October 30, 2012 // Local

Jane Sandor extends a welcome to those with disabilities

Jane Sandor is the new catechetical associate for the Office of Catechesis and Special Ministries. She will be working with ministries for those with disabilities.

By Tim Johnson

FORT WAYNE — Helping everyone open the doors of their hearts and the Church is the mantra that Jane Sandor brings to her new role as a catechetical associate for the Office of Catechesis and Special Ministries. She will play a key role in the development of catechesis, retreats and accommodations for those with disabilities.

“I am delighted to have Jane with us in the Office of Catechesis, and I am excited about being able to help make the teachings of the Church accessible to more and more people,” said Deacon Jim Tighe, director of the Office of Catechesis.

Sandor has spent her professional career as a teacher at St. Vincent de Paul School in Fort Wayne for 11 years, principal of St. Aloysius School, Yoder, for two years, and principal of St. John the Baptist School, Fort Wayne, for five years.

“When I think of disabilities I firmly believe I’m the one who is disabled because I don’t understand the world through those who may be disabled in a variety of ways,” Sandor told Today’s Catholic. “So it’s a learning experience for me, and it’s a way for me to better understand what I’m being called to do.”

Mary Glowaski, Secretariat for Evangelization and Special Ministries, said, Sandor brings “compassion and appreciation that the gifts someone has — that’s the first thing that Jane sees. It’s not the struggles that they have. She has an innate ability to assess and figure out how to help someone capitalize on those gifts. She’s a teacher. She sees the gift first and foremost.”

Working with students’ disabilities was an “interesting transformation in my career,” Sandor said. When she first started teaching, she had little understanding of special needs children. “But as I journeyed through my education, I realized that every child has a right to learn — they’re just going to learn in a different way. And it was my job as a teacher to find that way that that child could learn,” Sandor said.

“Her educational background is invaluable, whether it is working with high school theology departments, or directors of religious education and catechists on the parish level,” Glowaski said.

“It’s a unique opportunity for us to bridge both the catechetical and the pastoral ministry when we serve the disabled and their families,” Glowaski noted.

Glowaski said that Sandor would be dedicated in helping the diocese find those who are disabled and look into resources available to them.

Sandor hopes to work with the faith formation-religious education programs in the parishes and help them understand the needs of children or adults with disabilities. She plans to bridge the materials within the resource rooms of the schools and the religious education programs.

“That is the gift of having Jane as an educator,” Glowaski said. “She brings a credibility and knowledge that is unquestioned. She understands from a teacher’s perspective their struggles — she gets it.”

Sandor said she wants to help parishes see what they already have and perhaps work it in a better way.

“I firmly believe every parish and every school has so much more than what they realize they have,” Sandor said. “And we just need to help them find it.”

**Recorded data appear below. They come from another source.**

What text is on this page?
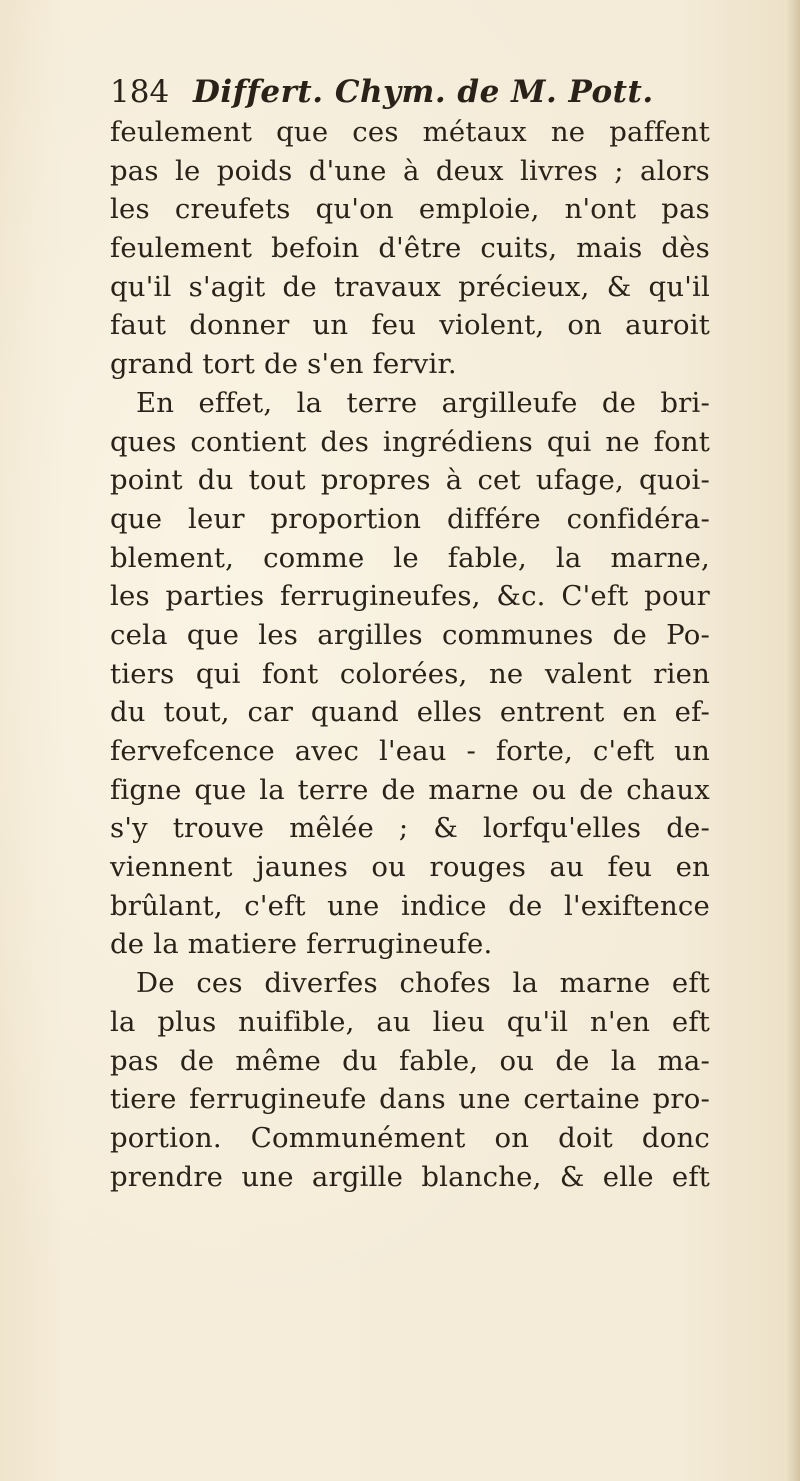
184 Differt. Chym. de M. Pott.
feulement que ces métaux ne paffent
pas le poids d'une à deux livres ; alors
les creufets qu'on emploie, n'ont pas
feulement befoin d'être cuits, mais dès
qu'il s'agit de travaux précieux, & qu'il
faut donner un feu violent, on auroit
grand tort de s'en fervir.
En effet, la terre argilleufe de bri-
ques contient des ingrédiens qui ne font
point du tout propres à cet ufage, quoi-
que leur proportion différe confidéra-
blement, comme le fable, la marne,
les parties ferrugineufes, &c. C'eft pour
cela que les argilles communes de Po-
tiers qui font colorées, ne valent rien
du tout, car quand elles entrent en ef-
fervefcence avec l'eau - forte, c'eft un
figne que la terre de marne ou de chaux
s'y trouve mêlée ; & lorfqu'elles de-
viennent jaunes ou rouges au feu en
brûlant, c'eft une indice de l'exiftence
de la matiere ferrugineufe.
De ces diverfes chofes la marne eft
la plus nuifible, au lieu qu'il n'en eft
pas de même du fable, ou de la ma-
tiere ferrugineufe dans une certaine pro-
portion. Communément on doit donc
prendre une argille blanche, & elle eft
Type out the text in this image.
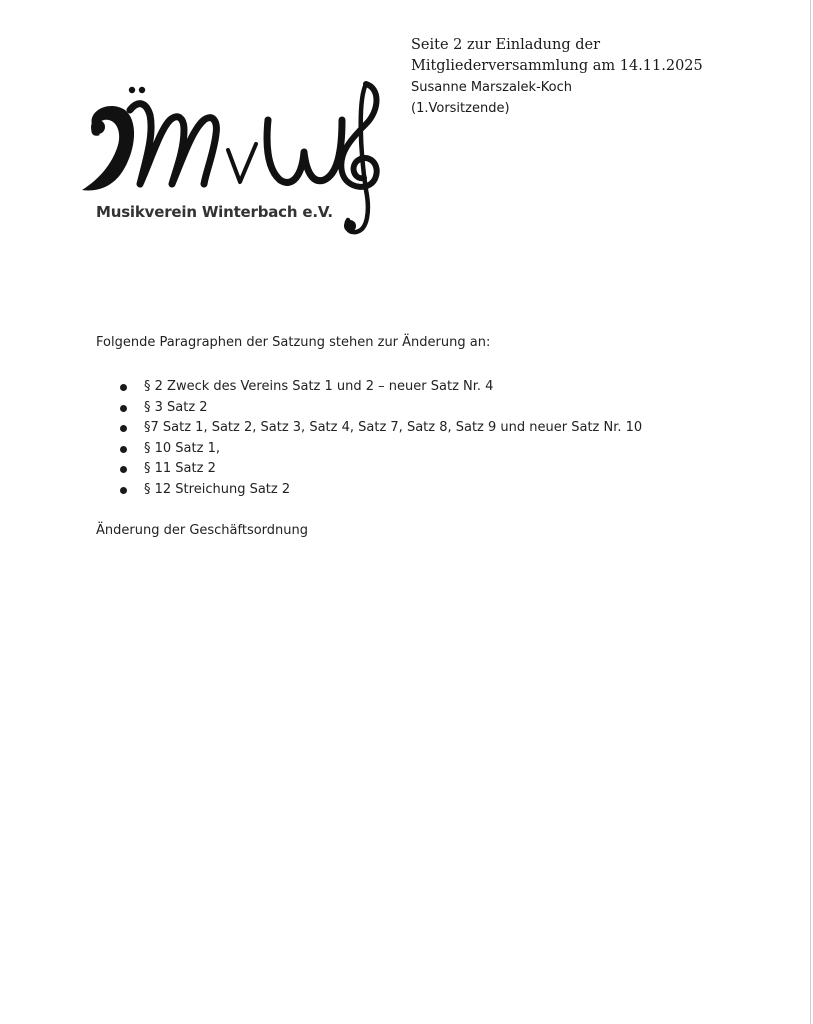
Seite 2 zur Einladung der
Mitgliederversammlung am 14.11.2025
Susanne Marszalek-Koch
(1.Vorsitzende)
Musikverein Winterbach e.V.

Folgende Paragraphen der Satzung stehen zur Änderung an:

§ 2 Zweck des Vereins Satz 1 und 2 – neuer Satz Nr. 4
§ 3 Satz 2
§7 Satz 1, Satz 2, Satz 3, Satz 4, Satz 7, Satz 8, Satz 9 und neuer Satz Nr. 10
§ 10 Satz 1,
§ 11 Satz 2
§ 12 Streichung Satz 2

Änderung der Geschäftsordnung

This model is called the appreciative inquiry model. “We know that a great deal is being done and right,” Glowaski said. “So how can we build on that and extend that a little bit further? And it may be a challenge. It may be a stretch. But it’s already there.”

“A good percentage of what we can do is well within the realm of saving a parking space or having a special meal or making sure that we have an interpreter,” Glowaski said.

These simple accommodations can make a great difference. For example, Sandor said for the Catechetical Institute Day hosted by the Office of Catechesis on Oct. 27, one participant noted they had difficulty walking. Sandor arranged a parking space close to the building for the participant. “I called her yesterday and she was just totally overwhelmed that somebody from the diocese would call and be concerned about that and be willing to help her with that,” Sandor said.

On Nov. 10, Sandor is attending the Deaf Festival at the Allen County Fairgrounds to work on getting a message from the diocese out to all people, that “we have a disabilities ministry and it is our goal to embrace people to help them and help ourselves walk this journey together,” she said.

The diocesan-sponsored day of reflection for the deaf will be held Saturday, Nov. 17, at the Blessed John Paul II Center in Mishawaka from 9:30 a.m. to 5 p.m. Father Mike Depcik, one of 10 priests in the world who is deaf and celebrates Mass through sign language, will direct the retreat. Father Depcik will be available for confessions and celebration of the Mass. The cost for the retreat is $20 and includes lunch. To register, contact Sandor at [email protected]

Glowaski wished to express that the ministry is in the learning stages; they have missed some things, “but have found those who are disabled to be incredibly gracious.”

“I think that they are glad that they finally have a voice,” Sandor added.

“They matter to us,” Glowaski noted.